Members of Local 8751 defy blizzard to pack court.WW photo: Steve Kirschbaum

Members of Local 8751 defy blizzard to pack court.
WW photo: Steve Kirschbaum

Boston, Feb. 2 — A record-breaking snowstorm has shut down streets, schools and airline flights throughout the Northeast. With 34.1 inches of snow since Jan. 27, this is now Boston’s snowiest week since modern weather records began in 1891, according to the Weather Channel.

This did not stop 75 people from packing the courtroom to overflowing at Dorchester District Court today. It was another powerful show of support for the Boston School Bus Drivers Union and its founder Steve Kirschbaum.

Getting around in Boston is not easy today. But the militant school bus drivers, 95 percent of whom are Haitian, Cape Verdean and African American, turned out, along with community supporters. All wore bright yellow stickers supporting United Steelworkers Local 8751. Members of the Disabled People’s Liberation Front made the difficult trip through the snow via wheelchairs to support the union.

Forced by subpoena to appear were the bosses of the school bus company, Transdev (formerly Veolia), who sat glumly waiting to be called for the frame-up case they are responsible for.

However, the snow prevented jury selection from taking place today — leading the judge to postpone it to March 3. But before that happened, 21 witnesses for the defense were ordered to appear for the next court date. The prosecution is calling two witnesses.

The 21 witnesses were among over 100 people who were present at an impromptu indoor union rally last June 30. They will testify that the charges against Kirschbaum — trespass and a serious felony “assault with a dangerous weapon” (a table) — are 100 percent false. The nonexistent case is motivated by the desire of the Boston city establishment to break the fighting school bus drivers union — a desire that also drove the illegal firing of four union leaders in 2013.

The progressive, fightback record of this union was shown by the many community supporters at the trial and afterwards at an indoor courthouse rally. Longtime allies of Local 8751 — former City Councilmember Chuck Turner; Sandra Macintosh, of the Coalition for Equal Quality Education; and Lisa Owens, one of the founders of the youth activist group Free My People — were joined by new supporters such as Jackson. He is with a group of activists who shut down Boston’s I-93 in protest of racism a few weeks ago. His trial will be on Feb. 20 in Somerville District Court.

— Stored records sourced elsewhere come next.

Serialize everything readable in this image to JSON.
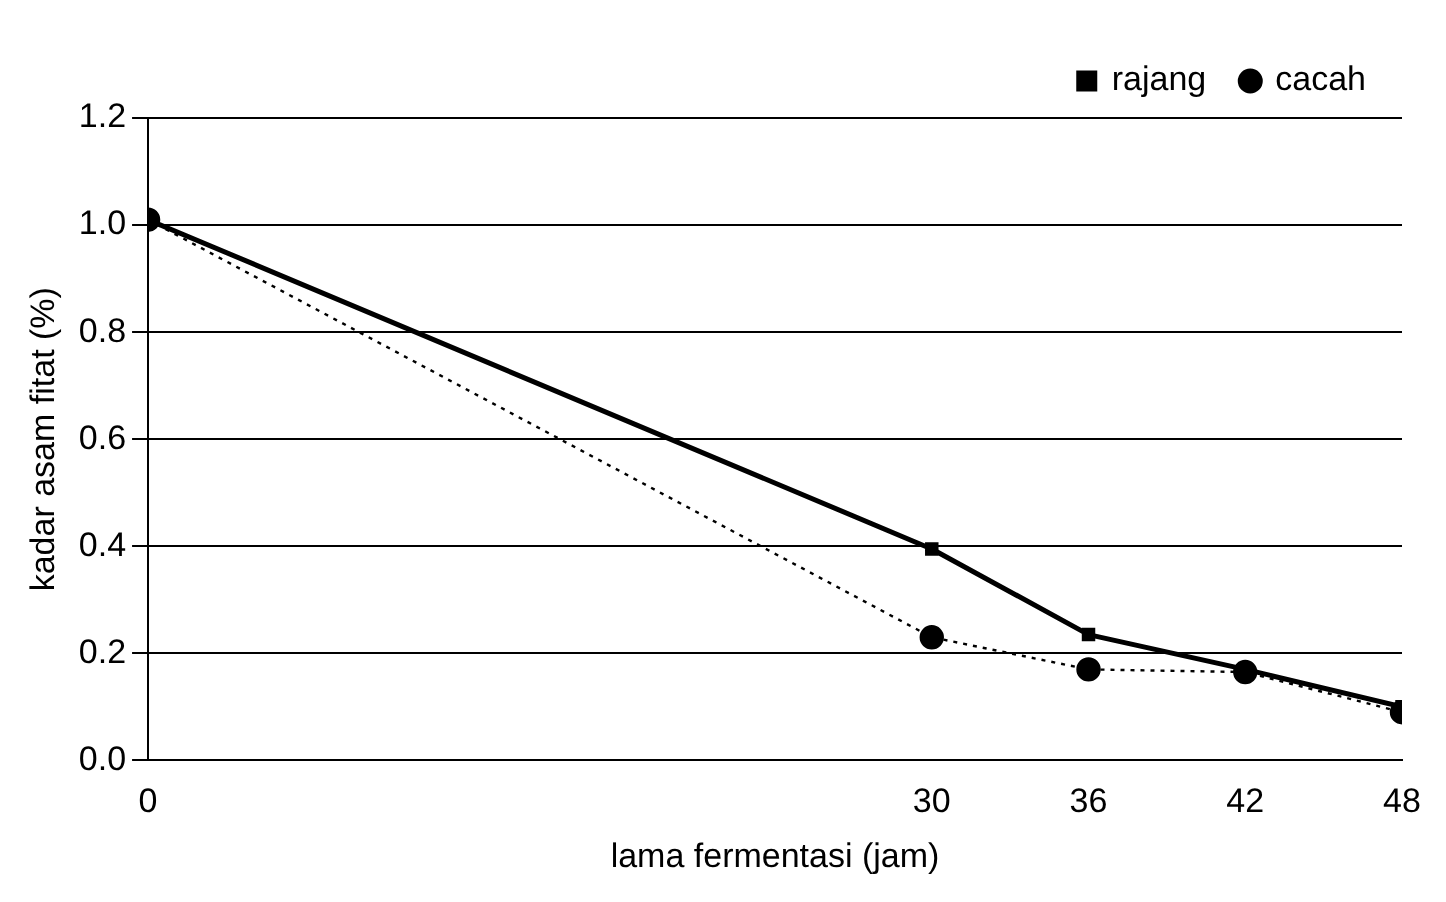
{
  "chart_data": {
    "type": "line",
    "xlabel": "lama fermentasi (jam)",
    "ylabel": "kadar asam fitat (%)",
    "x": [
      0,
      30,
      36,
      42,
      48
    ],
    "series": [
      {
        "name": "cacah",
        "color": "#000000",
        "values": [
          1.01,
          0.23,
          0.17,
          0.165,
          0.09
        ],
        "marker": "circle",
        "line_style": "dotted"
      },
      {
        "name": "rajang",
        "color": "#000000",
        "values": [
          1.01,
          0.395,
          0.235,
          0.17,
          0.1
        ],
        "marker": "square",
        "line_style": "solid"
      }
    ],
    "xlim": [
      0,
      48
    ],
    "xticks": [
      0,
      30,
      36,
      42,
      48
    ],
    "ylim": [
      0,
      1.2
    ],
    "yticks": [
      {
        "value": 0,
        "label": "0.0"
      },
      {
        "value": 0.2,
        "label": "0.2"
      },
      {
        "value": 0.4,
        "label": "0.4"
      },
      {
        "value": 0.6,
        "label": "0.6"
      },
      {
        "value": 0.8,
        "label": "0.8"
      },
      {
        "value": 1.0,
        "label": "1.0"
      },
      {
        "value": 1.2,
        "label": "1.2"
      }
    ],
    "grid": "y",
    "legend": "top right"
  }
}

Martha Grevatt, a United Auto Workers supporter who traveled from Detroit with three youth activists to attend the trial, spoke to the rally about growing national support for the Boston School Bus Drivers Union. A recent resolution was passed by United Steelworkers Local 1299, representing workers at Great Lakes Steel.

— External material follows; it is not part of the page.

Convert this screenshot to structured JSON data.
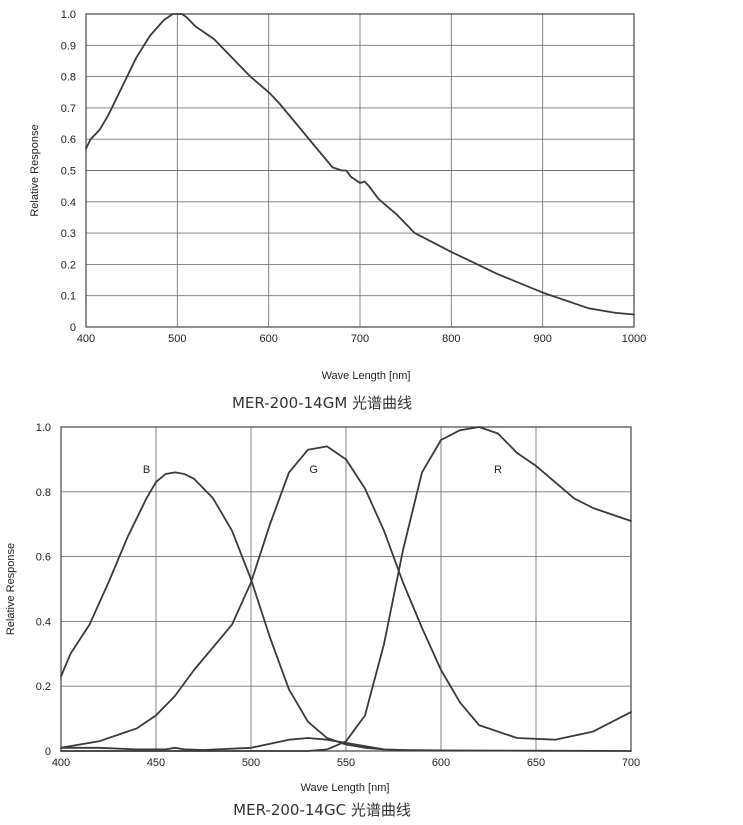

This was on the heels of a resolution passed by the Alameda Central Labor Council and donations from the Massachusetts Nurses Association and Food and Commerical Workers Local 1549.

Veolia/Transdev and its Boston political backers hoped in July that they could derail the growing support for this community-based social union with the repressive power of the state. Since then, the union has not only continued to fight the attack on its members but also jumped into the national uprising against police brutality with both feet.

Local 8751 formally endorsed and donated $1,000 to Boston Black Lives Matter. The two groups collaborated on a January protest against Boston’s Mayor Martin Walsh. Today, both supporters and the union’s class enemies could not help but be impressed that — in the midst of a blizzard paralyzing much of the region — the union packed the court with rank-and-file members and political supporters. Local 8751 fights on.